On Friday, federal prosecutors requested an early prison release for a notorious D.C. drug kingpin who spearheaded a cocaine ring in the ‘80s that officials said helped fuel the city’s crack epidemic.
According to the Washington Post, in a nine-page filing, prosecutors said Rayful Edmond III had been in cahoots with the government for nearly two decades, “assisting in the conviction of extremely violent individuals, assisting in the conviction of ongoing narcotics trafficking, and assisting in the intuition of prison reforms.”

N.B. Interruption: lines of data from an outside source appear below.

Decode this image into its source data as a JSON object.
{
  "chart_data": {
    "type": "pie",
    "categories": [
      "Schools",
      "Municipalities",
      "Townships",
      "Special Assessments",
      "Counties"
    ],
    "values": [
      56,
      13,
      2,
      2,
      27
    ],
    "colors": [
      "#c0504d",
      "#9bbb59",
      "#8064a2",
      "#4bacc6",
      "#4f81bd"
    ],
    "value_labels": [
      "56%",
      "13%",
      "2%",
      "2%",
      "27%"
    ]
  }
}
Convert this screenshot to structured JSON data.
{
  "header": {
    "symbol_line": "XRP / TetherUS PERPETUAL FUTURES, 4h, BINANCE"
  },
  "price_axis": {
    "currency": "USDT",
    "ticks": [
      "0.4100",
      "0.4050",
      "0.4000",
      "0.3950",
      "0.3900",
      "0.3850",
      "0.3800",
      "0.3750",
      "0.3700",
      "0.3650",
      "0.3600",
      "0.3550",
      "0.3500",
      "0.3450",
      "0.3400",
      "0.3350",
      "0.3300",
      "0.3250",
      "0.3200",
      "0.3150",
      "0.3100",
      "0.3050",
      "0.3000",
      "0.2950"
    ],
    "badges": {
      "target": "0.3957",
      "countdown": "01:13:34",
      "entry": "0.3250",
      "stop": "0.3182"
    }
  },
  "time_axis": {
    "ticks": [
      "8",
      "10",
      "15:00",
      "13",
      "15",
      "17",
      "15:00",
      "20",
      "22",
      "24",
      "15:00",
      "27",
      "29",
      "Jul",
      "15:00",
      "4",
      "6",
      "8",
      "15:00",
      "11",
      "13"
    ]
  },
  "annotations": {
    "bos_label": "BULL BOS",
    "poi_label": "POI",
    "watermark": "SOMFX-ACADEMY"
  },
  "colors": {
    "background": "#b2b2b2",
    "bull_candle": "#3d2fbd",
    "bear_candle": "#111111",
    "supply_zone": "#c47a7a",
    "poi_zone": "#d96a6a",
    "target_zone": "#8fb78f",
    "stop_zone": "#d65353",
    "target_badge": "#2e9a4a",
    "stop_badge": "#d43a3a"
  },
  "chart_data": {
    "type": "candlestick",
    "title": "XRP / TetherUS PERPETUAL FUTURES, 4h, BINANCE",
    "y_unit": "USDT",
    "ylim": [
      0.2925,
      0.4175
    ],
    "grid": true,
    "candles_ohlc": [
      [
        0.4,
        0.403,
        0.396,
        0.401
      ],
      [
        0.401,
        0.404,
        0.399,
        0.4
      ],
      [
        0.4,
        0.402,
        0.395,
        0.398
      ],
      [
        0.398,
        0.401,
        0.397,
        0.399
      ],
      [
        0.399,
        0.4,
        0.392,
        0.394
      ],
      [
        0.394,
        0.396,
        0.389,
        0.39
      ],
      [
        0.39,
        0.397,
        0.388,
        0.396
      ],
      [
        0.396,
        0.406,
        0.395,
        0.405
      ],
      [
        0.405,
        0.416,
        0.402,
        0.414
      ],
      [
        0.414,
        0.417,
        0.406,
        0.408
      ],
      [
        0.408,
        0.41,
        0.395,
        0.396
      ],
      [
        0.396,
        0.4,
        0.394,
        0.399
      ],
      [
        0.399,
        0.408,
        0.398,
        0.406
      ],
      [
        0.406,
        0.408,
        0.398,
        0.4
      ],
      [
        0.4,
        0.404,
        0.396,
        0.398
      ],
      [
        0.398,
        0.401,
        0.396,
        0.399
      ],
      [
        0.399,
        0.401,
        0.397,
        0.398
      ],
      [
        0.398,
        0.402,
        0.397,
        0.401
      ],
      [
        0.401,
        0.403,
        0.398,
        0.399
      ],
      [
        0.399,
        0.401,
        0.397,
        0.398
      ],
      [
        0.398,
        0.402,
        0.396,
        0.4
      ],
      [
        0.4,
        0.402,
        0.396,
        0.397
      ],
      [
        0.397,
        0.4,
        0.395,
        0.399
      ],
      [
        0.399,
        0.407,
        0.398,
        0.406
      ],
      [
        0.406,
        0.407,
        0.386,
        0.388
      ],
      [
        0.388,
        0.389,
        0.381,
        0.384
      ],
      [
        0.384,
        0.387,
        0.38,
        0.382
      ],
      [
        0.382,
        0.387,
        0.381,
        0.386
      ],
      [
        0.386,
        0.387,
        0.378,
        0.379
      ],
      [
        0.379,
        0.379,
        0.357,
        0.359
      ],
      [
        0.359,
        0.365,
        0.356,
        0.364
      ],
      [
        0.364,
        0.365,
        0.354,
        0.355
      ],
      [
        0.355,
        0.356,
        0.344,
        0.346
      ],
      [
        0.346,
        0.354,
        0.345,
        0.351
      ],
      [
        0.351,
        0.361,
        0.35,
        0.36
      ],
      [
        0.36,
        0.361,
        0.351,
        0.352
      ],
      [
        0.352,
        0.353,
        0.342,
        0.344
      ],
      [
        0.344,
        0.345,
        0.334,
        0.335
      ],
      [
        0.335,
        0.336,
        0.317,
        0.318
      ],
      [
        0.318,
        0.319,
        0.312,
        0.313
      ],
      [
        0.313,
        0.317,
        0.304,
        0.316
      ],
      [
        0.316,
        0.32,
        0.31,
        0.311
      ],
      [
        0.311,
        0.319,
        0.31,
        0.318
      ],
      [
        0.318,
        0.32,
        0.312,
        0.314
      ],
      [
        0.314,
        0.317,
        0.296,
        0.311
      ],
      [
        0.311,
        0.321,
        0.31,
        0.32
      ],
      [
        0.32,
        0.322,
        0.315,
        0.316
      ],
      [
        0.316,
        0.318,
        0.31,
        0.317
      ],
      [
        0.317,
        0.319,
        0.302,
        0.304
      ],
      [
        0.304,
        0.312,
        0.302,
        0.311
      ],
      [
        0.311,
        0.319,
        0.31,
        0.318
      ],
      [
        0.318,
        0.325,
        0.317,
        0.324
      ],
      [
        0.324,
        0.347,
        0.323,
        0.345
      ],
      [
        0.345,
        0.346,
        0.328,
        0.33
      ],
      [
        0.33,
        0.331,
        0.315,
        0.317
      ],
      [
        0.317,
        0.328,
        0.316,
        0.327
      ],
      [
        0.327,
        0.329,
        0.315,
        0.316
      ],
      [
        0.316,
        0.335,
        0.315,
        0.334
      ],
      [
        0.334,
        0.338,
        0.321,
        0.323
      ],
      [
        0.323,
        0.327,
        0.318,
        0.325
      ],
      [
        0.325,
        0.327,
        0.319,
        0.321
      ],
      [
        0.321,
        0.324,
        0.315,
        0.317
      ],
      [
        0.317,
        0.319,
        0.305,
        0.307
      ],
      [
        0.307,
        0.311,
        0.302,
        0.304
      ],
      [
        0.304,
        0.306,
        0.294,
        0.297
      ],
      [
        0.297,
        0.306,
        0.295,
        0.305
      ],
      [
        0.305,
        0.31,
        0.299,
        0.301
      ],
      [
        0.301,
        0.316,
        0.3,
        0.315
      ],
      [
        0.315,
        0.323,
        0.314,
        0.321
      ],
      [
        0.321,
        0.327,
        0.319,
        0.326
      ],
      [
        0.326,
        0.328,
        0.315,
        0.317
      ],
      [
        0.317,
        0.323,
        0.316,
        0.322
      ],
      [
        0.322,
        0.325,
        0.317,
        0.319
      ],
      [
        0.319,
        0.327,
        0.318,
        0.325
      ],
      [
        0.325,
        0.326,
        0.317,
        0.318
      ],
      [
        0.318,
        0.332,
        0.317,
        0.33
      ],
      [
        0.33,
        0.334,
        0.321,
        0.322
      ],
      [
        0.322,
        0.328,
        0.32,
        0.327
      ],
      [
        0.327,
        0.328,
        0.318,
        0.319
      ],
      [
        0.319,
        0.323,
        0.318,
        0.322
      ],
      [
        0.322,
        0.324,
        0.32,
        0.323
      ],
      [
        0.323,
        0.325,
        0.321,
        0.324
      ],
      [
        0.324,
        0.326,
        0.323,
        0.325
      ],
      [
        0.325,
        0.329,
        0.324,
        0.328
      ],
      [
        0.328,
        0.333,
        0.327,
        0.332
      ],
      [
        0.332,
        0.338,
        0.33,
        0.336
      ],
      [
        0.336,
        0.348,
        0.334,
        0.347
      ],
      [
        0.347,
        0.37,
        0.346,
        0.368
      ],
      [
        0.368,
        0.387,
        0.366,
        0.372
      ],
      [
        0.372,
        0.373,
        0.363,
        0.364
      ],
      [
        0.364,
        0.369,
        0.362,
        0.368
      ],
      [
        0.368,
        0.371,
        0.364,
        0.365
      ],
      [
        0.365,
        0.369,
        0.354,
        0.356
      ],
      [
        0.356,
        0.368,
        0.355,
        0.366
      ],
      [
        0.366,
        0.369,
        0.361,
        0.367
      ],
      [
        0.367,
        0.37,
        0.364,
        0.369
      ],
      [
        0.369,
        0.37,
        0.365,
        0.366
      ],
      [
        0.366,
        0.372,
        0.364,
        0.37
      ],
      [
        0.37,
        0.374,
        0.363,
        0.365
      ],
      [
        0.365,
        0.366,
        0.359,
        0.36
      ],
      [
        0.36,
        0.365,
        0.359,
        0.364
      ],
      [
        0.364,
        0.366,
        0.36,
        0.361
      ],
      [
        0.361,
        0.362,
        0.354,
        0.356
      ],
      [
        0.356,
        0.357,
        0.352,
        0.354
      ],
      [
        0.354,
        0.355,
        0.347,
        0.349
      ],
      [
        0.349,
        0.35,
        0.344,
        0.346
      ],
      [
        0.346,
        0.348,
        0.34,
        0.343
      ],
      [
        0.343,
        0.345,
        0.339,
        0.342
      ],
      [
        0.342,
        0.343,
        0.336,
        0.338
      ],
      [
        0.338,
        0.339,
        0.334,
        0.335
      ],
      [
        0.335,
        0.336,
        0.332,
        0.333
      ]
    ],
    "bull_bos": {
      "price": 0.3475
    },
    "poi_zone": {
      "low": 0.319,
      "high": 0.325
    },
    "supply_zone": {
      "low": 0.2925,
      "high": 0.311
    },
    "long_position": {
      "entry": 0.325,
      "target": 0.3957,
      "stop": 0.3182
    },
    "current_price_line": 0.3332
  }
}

Apparently, Edmond helped officials understand the ins-and-outs of the drug trade, in an attempt to catch other dealers in their tracks. From 1997 to 2014, Edmond, who is currently serving life without parole, plus an additional 30, for federal drug distribution and dealing behind bars, respectively, cooperated with officials.
“The defendant’s cooperation has been both deep and wide,” the filing read. “At bottom, the defendant has made a significant contribution to the investigation and prosecution of others.”
According to the publication, Edmond orchestrated an operation that moved over 1,650 pounds of cocaine a month into and through the D.C. area in the ‘80s, bringing in about $2 million a week. Like many notorious criminals, Edmond was revered, feared and flashy, and often mentioned in movies and rap lyrics. But now, after over three decades behind bars and two decades of telling, prosecutors believe the 54-year-old should be given a second chance.
“Mr. Edmond’s story is one of transformation and redemption,” said his most recent attorney, Jason Downs. “He is cautiously optimistic that his case is now moving in a fair and just direction. He has paid his debt to society, with interest.”